For better or worse, office gossip has always been a guilty pleasure of working life for many: Who’s getting promoted? What departments are hiring? Why can’t we continue doing our jobs remotely?

One topic, however, has traditionally remained off-limits: A discussion of how much money people make. I can’t recall any workplace where my colleagues and I were willing to talk about the size of our paycheck. The idea of doing so always seemed inappropriate, out of bounds—and likely against company rules. I’m reminded of Lilly Ledbetter, the Alabama woman whose lawsuit led to the Fair Pay Act. After decades at Goodyear, she found out that she was woefully underpaid only after a male colleague slipped her a furtive note.

Times have certainly changed, and for anyone concerned about narrowing the gender and racial pay gaps, that’s great news.

This year, salary transparency laws went into effect in California and Washington state, requiring companies with 15 or more employees to post pay ranges in all job posting and to provide that information to any employee who seeks it out.

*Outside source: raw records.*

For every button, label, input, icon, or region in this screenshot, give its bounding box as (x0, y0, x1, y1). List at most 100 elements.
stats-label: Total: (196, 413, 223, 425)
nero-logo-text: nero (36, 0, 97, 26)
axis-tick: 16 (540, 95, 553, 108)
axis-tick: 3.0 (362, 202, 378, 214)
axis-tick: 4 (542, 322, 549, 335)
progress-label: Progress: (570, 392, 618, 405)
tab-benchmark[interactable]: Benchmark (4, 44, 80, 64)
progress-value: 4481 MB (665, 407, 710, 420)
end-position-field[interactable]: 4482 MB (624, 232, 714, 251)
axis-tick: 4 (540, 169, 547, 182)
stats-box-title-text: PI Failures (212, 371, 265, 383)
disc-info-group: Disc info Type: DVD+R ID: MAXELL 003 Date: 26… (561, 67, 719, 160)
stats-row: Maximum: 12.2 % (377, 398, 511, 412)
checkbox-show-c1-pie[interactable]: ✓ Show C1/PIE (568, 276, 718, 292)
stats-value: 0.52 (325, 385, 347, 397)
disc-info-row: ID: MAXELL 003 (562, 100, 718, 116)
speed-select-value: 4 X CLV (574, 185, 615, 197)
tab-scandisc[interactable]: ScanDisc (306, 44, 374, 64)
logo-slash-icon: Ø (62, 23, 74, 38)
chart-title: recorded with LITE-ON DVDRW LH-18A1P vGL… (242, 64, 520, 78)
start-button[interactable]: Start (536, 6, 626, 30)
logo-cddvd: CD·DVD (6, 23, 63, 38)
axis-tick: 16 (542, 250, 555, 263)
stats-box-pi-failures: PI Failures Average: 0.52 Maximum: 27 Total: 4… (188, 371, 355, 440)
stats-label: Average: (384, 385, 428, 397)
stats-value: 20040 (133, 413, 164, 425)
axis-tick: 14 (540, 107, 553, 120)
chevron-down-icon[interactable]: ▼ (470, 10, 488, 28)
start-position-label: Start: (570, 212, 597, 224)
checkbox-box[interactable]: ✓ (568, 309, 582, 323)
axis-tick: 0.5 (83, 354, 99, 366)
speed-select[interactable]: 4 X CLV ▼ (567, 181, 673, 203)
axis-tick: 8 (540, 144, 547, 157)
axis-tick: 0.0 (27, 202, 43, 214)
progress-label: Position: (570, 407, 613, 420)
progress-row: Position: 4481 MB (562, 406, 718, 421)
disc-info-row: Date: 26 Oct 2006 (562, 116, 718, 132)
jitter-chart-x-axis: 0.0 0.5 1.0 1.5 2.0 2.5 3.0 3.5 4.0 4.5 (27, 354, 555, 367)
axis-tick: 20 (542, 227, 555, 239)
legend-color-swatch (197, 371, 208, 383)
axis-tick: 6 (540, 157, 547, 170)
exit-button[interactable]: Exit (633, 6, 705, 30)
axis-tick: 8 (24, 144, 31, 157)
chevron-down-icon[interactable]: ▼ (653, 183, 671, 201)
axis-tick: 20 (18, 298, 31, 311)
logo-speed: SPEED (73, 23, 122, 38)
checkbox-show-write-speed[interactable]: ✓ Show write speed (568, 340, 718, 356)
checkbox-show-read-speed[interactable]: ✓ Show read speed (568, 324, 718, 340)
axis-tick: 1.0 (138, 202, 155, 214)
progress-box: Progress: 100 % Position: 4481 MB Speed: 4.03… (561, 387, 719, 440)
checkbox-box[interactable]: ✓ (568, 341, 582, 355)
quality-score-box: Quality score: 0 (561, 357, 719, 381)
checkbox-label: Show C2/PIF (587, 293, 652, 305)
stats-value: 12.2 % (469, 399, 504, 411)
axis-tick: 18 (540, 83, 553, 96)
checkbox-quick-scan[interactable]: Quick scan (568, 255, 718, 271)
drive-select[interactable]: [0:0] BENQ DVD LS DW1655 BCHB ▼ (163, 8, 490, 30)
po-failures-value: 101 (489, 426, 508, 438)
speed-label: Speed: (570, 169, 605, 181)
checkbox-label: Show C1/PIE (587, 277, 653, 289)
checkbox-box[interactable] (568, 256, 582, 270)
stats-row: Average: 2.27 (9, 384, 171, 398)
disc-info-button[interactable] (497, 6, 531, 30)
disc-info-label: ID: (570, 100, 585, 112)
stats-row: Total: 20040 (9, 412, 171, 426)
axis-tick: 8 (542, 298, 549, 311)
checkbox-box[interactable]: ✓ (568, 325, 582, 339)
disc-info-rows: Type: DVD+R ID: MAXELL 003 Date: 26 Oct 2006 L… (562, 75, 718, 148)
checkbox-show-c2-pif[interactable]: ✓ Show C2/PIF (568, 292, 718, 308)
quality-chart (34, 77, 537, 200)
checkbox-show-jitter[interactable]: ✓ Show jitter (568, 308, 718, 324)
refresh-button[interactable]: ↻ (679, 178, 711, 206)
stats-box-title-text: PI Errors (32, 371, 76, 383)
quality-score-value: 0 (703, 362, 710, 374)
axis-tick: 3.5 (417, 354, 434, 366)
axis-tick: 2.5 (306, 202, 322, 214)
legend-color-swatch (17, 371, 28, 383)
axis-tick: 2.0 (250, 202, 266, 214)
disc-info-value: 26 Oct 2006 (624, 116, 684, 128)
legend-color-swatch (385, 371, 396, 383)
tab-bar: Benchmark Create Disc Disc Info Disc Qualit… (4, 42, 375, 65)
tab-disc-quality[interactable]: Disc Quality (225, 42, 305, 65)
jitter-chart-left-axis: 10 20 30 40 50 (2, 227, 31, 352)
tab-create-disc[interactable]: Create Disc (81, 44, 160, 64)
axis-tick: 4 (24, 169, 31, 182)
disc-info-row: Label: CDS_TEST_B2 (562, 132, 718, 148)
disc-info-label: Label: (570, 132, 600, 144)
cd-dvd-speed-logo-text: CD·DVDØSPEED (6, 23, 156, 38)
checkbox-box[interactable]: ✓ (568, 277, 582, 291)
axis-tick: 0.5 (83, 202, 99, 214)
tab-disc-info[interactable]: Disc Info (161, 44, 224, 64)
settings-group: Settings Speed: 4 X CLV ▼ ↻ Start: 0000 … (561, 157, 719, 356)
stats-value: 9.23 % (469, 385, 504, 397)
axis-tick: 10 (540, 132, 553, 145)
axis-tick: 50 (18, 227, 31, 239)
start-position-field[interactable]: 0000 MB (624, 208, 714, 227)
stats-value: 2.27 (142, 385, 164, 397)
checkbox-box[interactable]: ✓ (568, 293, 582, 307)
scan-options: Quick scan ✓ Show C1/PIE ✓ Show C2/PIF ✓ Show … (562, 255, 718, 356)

This comes on the heels of a similar law adopted in New York City last fall (and the state, slated for this fall), which mandates salary-range disclosure for employers with more than four workers. (Colorado led this trend, adopting a pay transparency requirement in 2019.) Clearly, the momentum toward transparency is building, and we’re likely to see more cities and states follow suit in the months and years ahead.

These new laws are formalizing a trend that’s been percolating among younger workers for quite some time. When millennials began moving into the workforce a decade or so ago, the taboo around sharing salary info began to fade. This generation—a cohort accustomed to freely sharing details of their lives – felt perfectly comfortable discussing their paychecks on their runs to the coffee shop. They circulated spreadsheets on social media encouraging workers in different professions to disclose how much (or little!) they earned. They used that information to negotiate pay raises or at least to feel confident they weren’t underpaid.

Though this can all seem a little jarring for anyone who came of age when salary info was secret, the fact is that this openness can be a key component of ending discriminatory wage practices.

Consider, for example, the gender pay gap, which has remained stagnant for far too long: Women working full time in the U.S. are still paid just 83 cents to every dollar earned by men — and the consequences of this gap affect women throughout their life. If you include part-time workers, the gap widens to just 77 cents.

Of course, some of the reasons behind the pay gap are complicated – the result of a long history steering women into certain (lower-paying) fields as well as an economy that’s long undervalued women’s work. But one simple—and persistent—factor is that women are still paid less than men for doing the same or similar job.

Employers have gotten away evading transparency, in no small part, because pay discrepancies have largely occurred under the radar. When workers aren’t aware of who’s making what, it’s hard to know if a Black woman, for example, is being paid the same as the white man doing the same job in the next cubicle. Those kinds of discrepancies aren’t good for anyone—employers as well as employees—so being aware of them is an important first step to fixing the problem.

Research has consistently shown that when employers are transparent about salaries, both the gender and racial pay gaps narrow. In government and union jobs, for example, the difference in pay between men and women, white workers and people of color, tends to be lower because salaries are public, and people can find out what jobs with equivalent titles and responsibilities pay. It’s great to see private companies being forced to be similarly transparent.

We’ve still got plenty work to do to fully close the racial and gender pay gaps that remain firmly entrenched. But having salary transparency laws in places like California and New York City – home to some of the nation’s largest employers—is indeed a welcome development and a promising step in the right direction to ensure that all workers are equitably compensated for their work. It might be ongoing fuel for office gossip—but it’s also promises to be a lot more consequential than that!